In the 1980s, Aamulehti Corporation acquired the paper Uusi Suomi, which they shut down in 1991.Aamulehti was published in broadsheet format until April 2014 when the paper switched to tabloid format. Matti Apunen is the editor-in-chief of the paper, which is based in Tampere and serves the Pirkanmaa region.
Until 1992 the paper aligned itself with the National Coalition Party, but it no longer has an official connection to any political party.
Aamulehti Corporation was the owner of Aamulehti until 2003 when the paper was acquired by Alma Media, a large media corporation in Finland, for a reported 460 million euros. The sister papers of the daily are Iltalehti and Kauppalehti.

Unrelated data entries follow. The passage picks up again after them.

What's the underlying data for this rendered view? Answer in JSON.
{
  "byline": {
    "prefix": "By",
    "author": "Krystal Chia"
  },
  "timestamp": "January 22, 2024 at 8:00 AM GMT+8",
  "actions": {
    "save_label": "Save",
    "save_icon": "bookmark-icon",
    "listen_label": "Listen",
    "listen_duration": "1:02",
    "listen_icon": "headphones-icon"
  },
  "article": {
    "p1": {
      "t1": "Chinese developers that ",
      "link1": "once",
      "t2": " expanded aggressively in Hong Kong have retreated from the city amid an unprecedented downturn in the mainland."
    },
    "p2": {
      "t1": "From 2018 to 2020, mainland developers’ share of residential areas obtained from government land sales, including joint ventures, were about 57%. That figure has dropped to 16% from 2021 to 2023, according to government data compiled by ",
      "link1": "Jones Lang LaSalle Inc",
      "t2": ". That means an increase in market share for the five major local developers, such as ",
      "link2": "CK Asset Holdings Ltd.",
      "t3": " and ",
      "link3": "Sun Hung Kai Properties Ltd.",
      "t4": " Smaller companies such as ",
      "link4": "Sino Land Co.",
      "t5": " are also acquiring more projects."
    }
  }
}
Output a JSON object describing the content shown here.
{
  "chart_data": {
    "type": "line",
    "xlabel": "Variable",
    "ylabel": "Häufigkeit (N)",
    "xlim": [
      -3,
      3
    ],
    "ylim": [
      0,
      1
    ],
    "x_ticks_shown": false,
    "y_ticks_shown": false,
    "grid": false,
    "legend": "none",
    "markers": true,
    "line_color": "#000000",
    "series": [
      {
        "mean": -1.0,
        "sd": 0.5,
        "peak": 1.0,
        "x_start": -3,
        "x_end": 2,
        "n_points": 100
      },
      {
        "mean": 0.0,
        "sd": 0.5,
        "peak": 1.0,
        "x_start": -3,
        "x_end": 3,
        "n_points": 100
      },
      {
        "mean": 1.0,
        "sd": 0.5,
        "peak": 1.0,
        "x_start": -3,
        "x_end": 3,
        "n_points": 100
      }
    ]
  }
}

Since 2006 Aamulehti has published four weekly supplements — Moro (meaning “Hi,” in the dialect of the Tampere region, and devoted to the culture of Tampere), on Thursdays; the entertainment-centred Valo (“Light”), published on Fridays; Asiat (“Matters”), on Sundays; and Ihmiset (“People”), also on Sundays. The paper covers journalism innovation at least once a month.
Peaking in 2008, Aamulehti grew steadily, regularly reporting the third-highest newspaper circulation numbers in Finland. The circulation was 135,194 copies in 1993, reaching 135,478 copies in 2001. By 2004 the paper had an average daily circulation of 136,028 copies per day and 140,802 copies on Sundays, with an estimated readership of 329,000.Aamulehti’s circulation was 136,743 copies in 2005; 138,258 copies (2006); 139,165 copies (2007) — reaching a high-water mark of 139,130 copies in 2008, then declining to 135,293 copies in 2009; 131,539 copies (2010); 130,081 copies (2011); and 114,231 copies in 2013.